WEDNESDAY, June 4 — Lansing Board of Water and Light Chairwoman Sandra Zerkle said today that extending representation to communities outside of Lansing wasn’t best for the utility’s image, and it would not have a significant impact on customers.
Stronger representation for non-Lansing residents serviced by BWL was recommended by the Community Review Team, the independent committee appointed by Mayor Virg Bernero to investigate the utility’s response to the December 2013 ice storm. The Michigan Public Service Commission echoed that recommendation in a report it released on the storm response.
Zerkle said she had no “objections to being responsive to all customers,” but that she did not think a liaison or committee for non-Lansing residents would have an impact on servicing customers. Zerkle spoke on the City Pulse radio show on 89 FM The Impact.
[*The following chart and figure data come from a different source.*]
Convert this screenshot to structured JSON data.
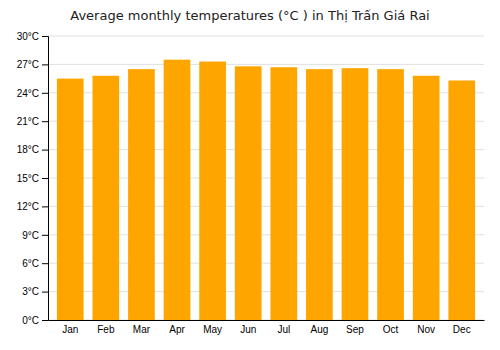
{
  "chart_data": {
    "type": "bar",
    "title": "Average monthly temperatures (°C ) in Thị Trấn Giá Rai",
    "categories": [
      "Jan",
      "Feb",
      "Mar",
      "Apr",
      "May",
      "Jun",
      "Jul",
      "Aug",
      "Sep",
      "Oct",
      "Nov",
      "Dec"
    ],
    "values": [
      25.5,
      25.8,
      26.5,
      27.5,
      27.3,
      26.8,
      26.7,
      26.5,
      26.6,
      26.5,
      25.8,
      25.3
    ],
    "color": "#FFA500",
    "ylim": [
      0,
      30
    ],
    "yticks": [
      {
        "value": 0,
        "label": "0°C"
      },
      {
        "value": 3,
        "label": "3°C"
      },
      {
        "value": 6,
        "label": "6°C"
      },
      {
        "value": 9,
        "label": "9°C"
      },
      {
        "value": 12,
        "label": "12°C"
      },
      {
        "value": 15,
        "label": "15°C"
      },
      {
        "value": 18,
        "label": "18°C"
      },
      {
        "value": 21,
        "label": "21°C"
      },
      {
        "value": 24,
        "label": "24°C"
      },
      {
        "value": 27,
        "label": "27°C"
      },
      {
        "value": 30,
        "label": "30°C"
      }
    ],
    "grid": true
  }
}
The show airs at 7 p.m. tonight.
“My concern was if we authorize an ad hoc committee or liaison, that looks like we aren’t treating all of our customers equally,” Zerkle said. “My concern is that image.”
BWL’s electric utility services customers in Lansing, East Lansing and the townships of Bath, Delhi, Delta, DeWitt, Lansing, Meridian, Windsor and Watertown. The water utility has customers in Lansing and Dewitt, as well as the townships of Delhi, DeWitt, Lansing, Windsor, Bath and Watertown.
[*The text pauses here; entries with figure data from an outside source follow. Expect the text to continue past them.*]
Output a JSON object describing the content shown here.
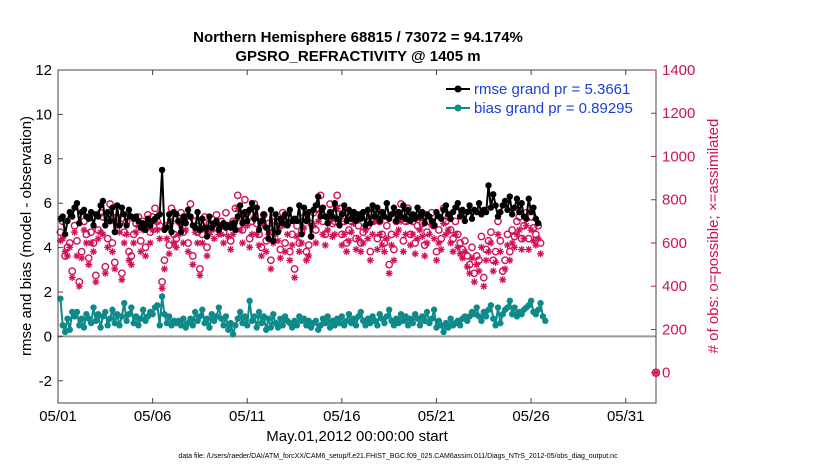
{
  "chart_data": {
    "type": "line",
    "title_line1": "Northern Hemisphere 68815 / 73072 = 94.174%",
    "title_line2": "GPSRO_REFRACTIVITY @ 1405 m",
    "xlabel": "May.01,2012 00:00:00 start",
    "ylabel_left": "rmse and bias (model - observation)",
    "ylabel_right": "# of obs: o=possible; ×=assimilated",
    "xlim": [
      0,
      31.6
    ],
    "ylim_left": [
      -3,
      12
    ],
    "ylim_right": [
      -140,
      1400
    ],
    "x_ticks": [
      0,
      5,
      10,
      15,
      20,
      25,
      30
    ],
    "x_tick_labels": [
      "05/01",
      "05/06",
      "05/11",
      "05/16",
      "05/21",
      "05/26",
      "05/31"
    ],
    "y_ticks_left": [
      -2,
      0,
      2,
      4,
      6,
      8,
      10,
      12
    ],
    "y_ticks_right": [
      0,
      200,
      400,
      600,
      800,
      1000,
      1200,
      1400
    ],
    "time_step_days": 0.125,
    "series": [
      {
        "name": "rmse grand pr = 5.3661",
        "axis": "left",
        "color": "#000000",
        "marker": "filled-circle",
        "values": [
          5.3,
          5.4,
          4.6,
          5.2,
          5.6,
          5.4,
          5.8,
          6.0,
          5.1,
          5.6,
          5.7,
          5.4,
          5.3,
          5.6,
          5.0,
          5.5,
          5.4,
          5.9,
          6.1,
          5.0,
          5.6,
          5.2,
          5.8,
          4.7,
          5.9,
          5.0,
          5.8,
          5.5,
          5.0,
          5.7,
          5.4,
          5.3,
          5.4,
          5.2,
          4.9,
          5.1,
          4.8,
          5.3,
          5.0,
          5.2,
          5.3,
          5.4,
          5.5,
          7.5,
          4.8,
          4.9,
          5.5,
          4.7,
          5.6,
          5.5,
          5.2,
          4.7,
          5.4,
          5.1,
          5.7,
          5.4,
          5.0,
          4.9,
          5.6,
          4.8,
          5.3,
          4.9,
          4.5,
          5.4,
          4.9,
          5.1,
          5.2,
          4.8,
          5.0,
          5.1,
          4.9,
          5.0,
          4.9,
          5.1,
          4.8,
          5.4,
          5.9,
          5.1,
          5.6,
          5.2,
          5.7,
          6.0,
          5.3,
          5.8,
          4.8,
          5.2,
          5.5,
          4.9,
          4.4,
          5.7,
          4.3,
          5.5,
          4.7,
          5.3,
          5.1,
          5.5,
          5.0,
          5.7,
          5.2,
          5.3,
          5.2,
          5.9,
          4.6,
          5.8,
          5.2,
          5.6,
          4.5,
          5.7,
          5.9,
          6.3,
          5.4,
          5.8,
          5.4,
          5.1,
          5.6,
          5.4,
          6.0,
          5.3,
          5.0,
          5.5,
          5.9,
          5.2,
          5.7,
          5.3,
          5.6,
          5.2,
          5.5,
          5.3,
          5.6,
          5.0,
          5.7,
          5.1,
          5.9,
          5.4,
          5.8,
          5.2,
          5.6,
          5.4,
          6.0,
          5.3,
          5.5,
          5.8,
          5.2,
          5.6,
          5.4,
          5.9,
          5.3,
          5.7,
          5.2,
          5.5,
          5.3,
          5.8,
          5.4,
          5.6,
          5.1,
          5.5,
          5.4,
          5.2,
          5.0,
          5.6,
          5.4,
          5.3,
          5.7,
          5.9,
          5.5,
          5.3,
          5.6,
          5.8,
          6.0,
          5.4,
          5.7,
          5.2,
          5.6,
          5.9,
          5.3,
          5.7,
          5.6,
          6.0,
          5.5,
          5.7,
          5.6,
          6.8,
          5.8,
          6.4,
          5.9,
          5.4,
          5.6,
          5.9,
          6.1,
          5.7,
          6.3,
          5.5,
          5.8,
          6.2,
          5.6,
          6.0,
          5.4,
          5.3,
          6.2,
          5.6,
          5.8,
          5.3,
          5.1
        ],
        "line_width": 2
      },
      {
        "name": "bias grand pr = 0.89295",
        "axis": "left",
        "color": "#0e8a8a",
        "marker": "filled-circle",
        "values": [
          1.7,
          0.5,
          0.2,
          0.8,
          0.3,
          1.1,
          0.9,
          1.1,
          0.5,
          0.8,
          0.4,
          1.0,
          0.8,
          0.6,
          1.3,
          0.7,
          1.0,
          0.4,
          0.9,
          1.1,
          0.5,
          0.8,
          1.2,
          0.6,
          1.0,
          0.5,
          0.9,
          1.5,
          0.7,
          1.0,
          1.3,
          0.6,
          0.9,
          0.5,
          0.8,
          1.2,
          0.7,
          0.9,
          1.1,
          1.0,
          1.3,
          1.4,
          0.5,
          1.8,
          1.0,
          0.6,
          0.9,
          0.5,
          0.7,
          0.6,
          0.7,
          0.5,
          0.8,
          0.4,
          0.6,
          0.8,
          0.5,
          1.1,
          0.7,
          0.9,
          1.2,
          0.6,
          0.8,
          0.4,
          1.0,
          0.7,
          0.9,
          1.3,
          0.8,
          0.5,
          0.9,
          0.3,
          0.6,
          0.1,
          0.5,
          0.8,
          1.1,
          0.6,
          0.9,
          0.5,
          1.6,
          0.7,
          0.9,
          0.4,
          1.1,
          0.6,
          0.9,
          0.3,
          0.8,
          0.4,
          1.0,
          0.6,
          0.4,
          0.8,
          0.5,
          0.9,
          0.7,
          0.6,
          0.4,
          0.7,
          0.5,
          0.9,
          0.7,
          0.8,
          0.5,
          0.7,
          0.4,
          0.6,
          0.7,
          0.3,
          0.5,
          0.8,
          0.6,
          0.9,
          0.4,
          0.7,
          0.5,
          0.8,
          0.6,
          0.9,
          0.5,
          0.7,
          1.0,
          0.6,
          0.8,
          0.5,
          0.9,
          1.1,
          0.7,
          0.5,
          0.8,
          0.6,
          0.9,
          0.7,
          0.5,
          1.0,
          0.8,
          0.6,
          0.9,
          1.2,
          0.7,
          0.5,
          0.8,
          0.6,
          1.0,
          0.7,
          0.9,
          0.5,
          0.8,
          0.6,
          1.0,
          0.8,
          0.5,
          0.9,
          0.7,
          1.1,
          0.6,
          0.8,
          1.2,
          0.4,
          0.7,
          0.5,
          0.2,
          0.6,
          0.4,
          0.8,
          0.5,
          0.6,
          0.7,
          0.5,
          0.8,
          0.9,
          0.7,
          0.9,
          1.1,
          1.0,
          1.3,
          0.9,
          0.7,
          1.1,
          0.9,
          1.2,
          1.4,
          0.8,
          0.5,
          1.3,
          0.6,
          1.0,
          1.2,
          1.3,
          1.6,
          1.0,
          1.3,
          0.9,
          1.1,
          1.0,
          1.2,
          1.3,
          1.4,
          1.6,
          1.1,
          1.0,
          1.2,
          1.5,
          0.9,
          0.7
        ],
        "line_width": 2
      },
      {
        "name": "# of obs possible",
        "axis": "right",
        "color": "#d0105a",
        "marker": "open-circle",
        "values": [
          650,
          700,
          540,
          580,
          600,
          470,
          680,
          610,
          420,
          560,
          700,
          640,
          530,
          650,
          600,
          450,
          660,
          740,
          720,
          490,
          620,
          780,
          600,
          510,
          720,
          690,
          460,
          650,
          700,
          560,
          540,
          640,
          690,
          720,
          610,
          700,
          580,
          730,
          650,
          720,
          760,
          700,
          680,
          420,
          520,
          680,
          590,
          760,
          640,
          620,
          700,
          740,
          650,
          720,
          600,
          780,
          540,
          700,
          650,
          480,
          640,
          720,
          580,
          690,
          710,
          670,
          730,
          680,
          700,
          650,
          740,
          680,
          610,
          700,
          760,
          820,
          720,
          660,
          800,
          740,
          620,
          700,
          780,
          690,
          640,
          580,
          730,
          610,
          690,
          520,
          650,
          700,
          660,
          570,
          740,
          600,
          690,
          560,
          640,
          480,
          680,
          600,
          650,
          720,
          560,
          590,
          690,
          740,
          660,
          760,
          820,
          700,
          640,
          720,
          780,
          690,
          700,
          820,
          760,
          640,
          700,
          600,
          660,
          700,
          740,
          620,
          680,
          600,
          650,
          720,
          680,
          560,
          700,
          760,
          620,
          700,
          640,
          600,
          680,
          500,
          640,
          570,
          700,
          720,
          780,
          610,
          700,
          760,
          640,
          700,
          600,
          680,
          720,
          690,
          590,
          650,
          700,
          740,
          680,
          560,
          660,
          620,
          760,
          700,
          720,
          660,
          620,
          700,
          640,
          600,
          570,
          610,
          540,
          500,
          580,
          460,
          540,
          520,
          630,
          440,
          570,
          610,
          650,
          520,
          560,
          700,
          610,
          470,
          520,
          640,
          560,
          660,
          630,
          700,
          720,
          620,
          680,
          740,
          620,
          720,
          670,
          640,
          680,
          600
        ],
        "line_width": 0
      },
      {
        "name": "# of obs assimilated",
        "axis": "right",
        "color": "#d0105a",
        "marker": "asterisk",
        "values": [
          610,
          620,
          560,
          540,
          580,
          440,
          650,
          540,
          400,
          530,
          660,
          600,
          500,
          600,
          560,
          420,
          620,
          650,
          640,
          460,
          580,
          700,
          560,
          480,
          680,
          650,
          430,
          600,
          640,
          520,
          500,
          600,
          650,
          680,
          560,
          660,
          540,
          690,
          600,
          660,
          700,
          660,
          620,
          390,
          480,
          620,
          550,
          700,
          600,
          580,
          640,
          680,
          600,
          660,
          560,
          720,
          500,
          650,
          600,
          450,
          600,
          660,
          540,
          640,
          660,
          620,
          680,
          640,
          640,
          600,
          680,
          630,
          570,
          640,
          700,
          760,
          660,
          600,
          740,
          680,
          580,
          640,
          720,
          640,
          590,
          540,
          680,
          560,
          640,
          480,
          600,
          640,
          610,
          530,
          680,
          560,
          640,
          520,
          590,
          440,
          630,
          560,
          600,
          670,
          520,
          540,
          630,
          680,
          600,
          700,
          740,
          640,
          590,
          660,
          700,
          630,
          640,
          760,
          700,
          590,
          640,
          560,
          610,
          650,
          690,
          570,
          620,
          560,
          600,
          660,
          620,
          520,
          640,
          700,
          570,
          640,
          590,
          560,
          620,
          460,
          590,
          520,
          640,
          660,
          700,
          560,
          640,
          700,
          590,
          640,
          550,
          620,
          660,
          630,
          540,
          600,
          640,
          680,
          620,
          520,
          600,
          570,
          690,
          640,
          660,
          600,
          560,
          640,
          580,
          550,
          530,
          560,
          490,
          460,
          530,
          420,
          500,
          470,
          580,
          400,
          520,
          560,
          600,
          470,
          510,
          640,
          560,
          430,
          480,
          590,
          520,
          600,
          580,
          640,
          660,
          570,
          620,
          680,
          570,
          660,
          610,
          590,
          620,
          550
        ],
        "line_width": 0
      }
    ],
    "zero_line": 0,
    "end_marker": {
      "label": "0",
      "axis": "right",
      "value": 0
    }
  },
  "footer": "data file: /Users/raeder/DAI/ATM_forcXX/CAM6_setup/f.e21.FHIST_BGC.f09_025.CAM6assim.011/Diags_NTrS_2012-05/obs_diag_output.nc",
  "colors": {
    "rmse": "#000000",
    "bias": "#0e8a8a",
    "obs": "#d0105a",
    "legend_text": "#1a3fd6"
  }
}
Zerkle maintained that Lansing is the central presence for BWL.
“My thought is that Lansing owns, operates and is responsible for everything that happens with the Board of Water and Light,” she said. “It is the city of Lansing’s utility.”
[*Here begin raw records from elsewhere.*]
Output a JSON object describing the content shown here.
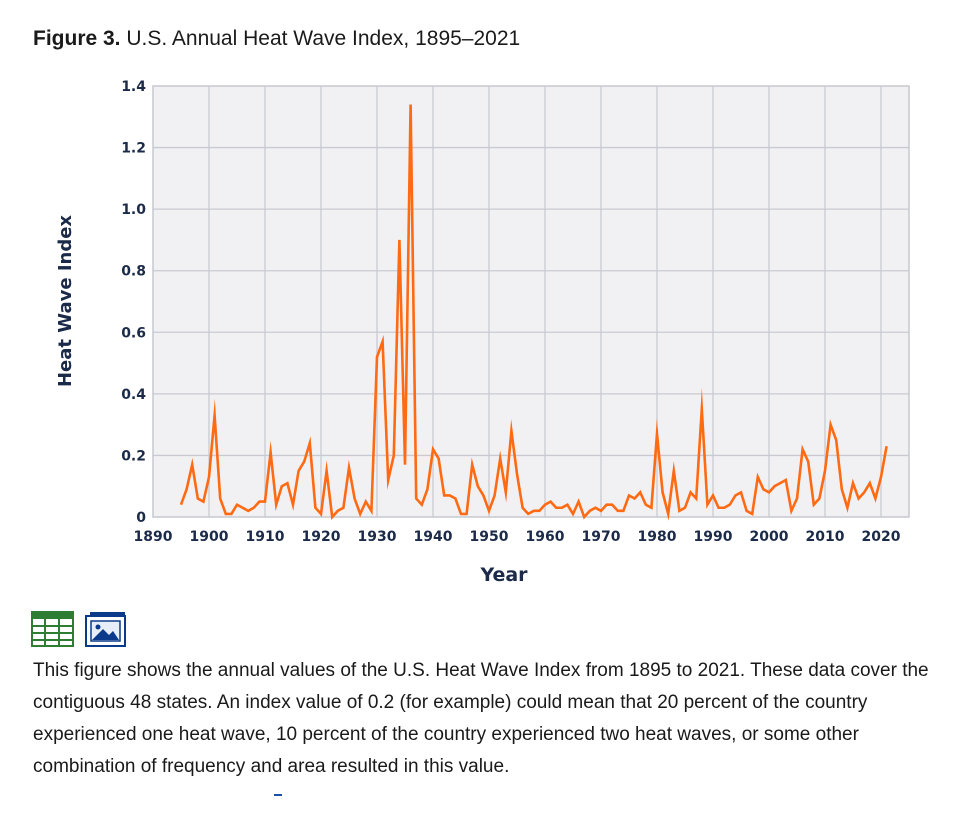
{
  "figure": {
    "label": "Figure 3.",
    "title": "U.S. Annual Heat Wave Index, 1895–2021"
  },
  "chart_data": {
    "type": "line",
    "title": "U.S. Annual Heat Wave Index, 1895–2021",
    "xlabel": "Year",
    "ylabel": "Heat Wave Index",
    "xlim": [
      1890,
      2025
    ],
    "ylim": [
      0,
      1.4
    ],
    "x_ticks": [
      1890,
      1900,
      1910,
      1920,
      1930,
      1940,
      1950,
      1960,
      1970,
      1980,
      1990,
      2000,
      2010,
      2020
    ],
    "y_ticks": [
      0,
      0.2,
      0.4,
      0.6,
      0.8,
      1.0,
      1.2,
      1.4
    ],
    "y_tick_labels": [
      "0",
      "0.2",
      "0.4",
      "0.6",
      "0.8",
      "1.0",
      "1.2",
      "1.4"
    ],
    "grid": true,
    "line_color": "#ff6a13",
    "series": [
      {
        "name": "U.S. Heat Wave Index",
        "x": [
          1895,
          1896,
          1897,
          1898,
          1899,
          1900,
          1901,
          1902,
          1903,
          1904,
          1905,
          1906,
          1907,
          1908,
          1909,
          1910,
          1911,
          1912,
          1913,
          1914,
          1915,
          1916,
          1917,
          1918,
          1919,
          1920,
          1921,
          1922,
          1923,
          1924,
          1925,
          1926,
          1927,
          1928,
          1929,
          1930,
          1931,
          1932,
          1933,
          1934,
          1935,
          1936,
          1937,
          1938,
          1939,
          1940,
          1941,
          1942,
          1943,
          1944,
          1945,
          1946,
          1947,
          1948,
          1949,
          1950,
          1951,
          1952,
          1953,
          1954,
          1955,
          1956,
          1957,
          1958,
          1959,
          1960,
          1961,
          1962,
          1963,
          1964,
          1965,
          1966,
          1967,
          1968,
          1969,
          1970,
          1971,
          1972,
          1973,
          1974,
          1975,
          1976,
          1977,
          1978,
          1979,
          1980,
          1981,
          1982,
          1983,
          1984,
          1985,
          1986,
          1987,
          1988,
          1989,
          1990,
          1991,
          1992,
          1993,
          1994,
          1995,
          1996,
          1997,
          1998,
          1999,
          2000,
          2001,
          2002,
          2003,
          2004,
          2005,
          2006,
          2007,
          2008,
          2009,
          2010,
          2011,
          2012,
          2013,
          2014,
          2015,
          2016,
          2017,
          2018,
          2019,
          2020,
          2021
        ],
        "values": [
          0.04,
          0.09,
          0.17,
          0.06,
          0.05,
          0.13,
          0.33,
          0.06,
          0.01,
          0.01,
          0.04,
          0.03,
          0.02,
          0.03,
          0.05,
          0.05,
          0.21,
          0.04,
          0.1,
          0.11,
          0.04,
          0.15,
          0.18,
          0.24,
          0.03,
          0.01,
          0.15,
          0.0,
          0.02,
          0.03,
          0.16,
          0.06,
          0.01,
          0.05,
          0.02,
          0.52,
          0.57,
          0.12,
          0.2,
          0.9,
          0.17,
          1.34,
          0.06,
          0.04,
          0.09,
          0.22,
          0.19,
          0.07,
          0.07,
          0.06,
          0.01,
          0.01,
          0.17,
          0.1,
          0.07,
          0.02,
          0.07,
          0.19,
          0.08,
          0.28,
          0.14,
          0.03,
          0.01,
          0.02,
          0.02,
          0.04,
          0.05,
          0.03,
          0.03,
          0.04,
          0.01,
          0.05,
          0.0,
          0.02,
          0.03,
          0.02,
          0.04,
          0.04,
          0.02,
          0.02,
          0.07,
          0.06,
          0.08,
          0.04,
          0.03,
          0.27,
          0.08,
          0.01,
          0.15,
          0.02,
          0.03,
          0.08,
          0.06,
          0.35,
          0.04,
          0.07,
          0.03,
          0.03,
          0.04,
          0.07,
          0.08,
          0.02,
          0.01,
          0.13,
          0.09,
          0.08,
          0.1,
          0.11,
          0.12,
          0.02,
          0.06,
          0.22,
          0.18,
          0.04,
          0.06,
          0.15,
          0.3,
          0.25,
          0.09,
          0.03,
          0.11,
          0.06,
          0.08,
          0.11,
          0.06,
          0.13,
          0.23
        ]
      }
    ]
  },
  "toolbar": {
    "data_icon": "spreadsheet-data-icon",
    "image_icon": "image-download-icon"
  },
  "caption": "This figure shows the annual values of the U.S. Heat Wave Index from 1895 to 2021. These data cover the contiguous 48 states. An index value of 0.2 (for example) could mean that 20 percent of the country experienced one heat wave, 10 percent of the country experienced two heat waves, or some other combination of frequency and area resulted in this value."
}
Zerkle did say, though, that BWL still is responsive to all customers. “We don’t look at any of our customers differently, whether they live in Dewitt or whether they live in Delhi. Wherever they may live, they’re all customers.”
As for opening a position on the BWL Board of Commissioners to non-Lansing residents, Zerkle said she wouldn’t comment until a proposal was in place. The City Charter states that only Lansing residents can fill BWL board positions, and Lansing voters would have to approve any change to the charter.
“It’s left up to the Mayor and City Council on how they want to operate the commission,” she said, adding that she would consider any proposal.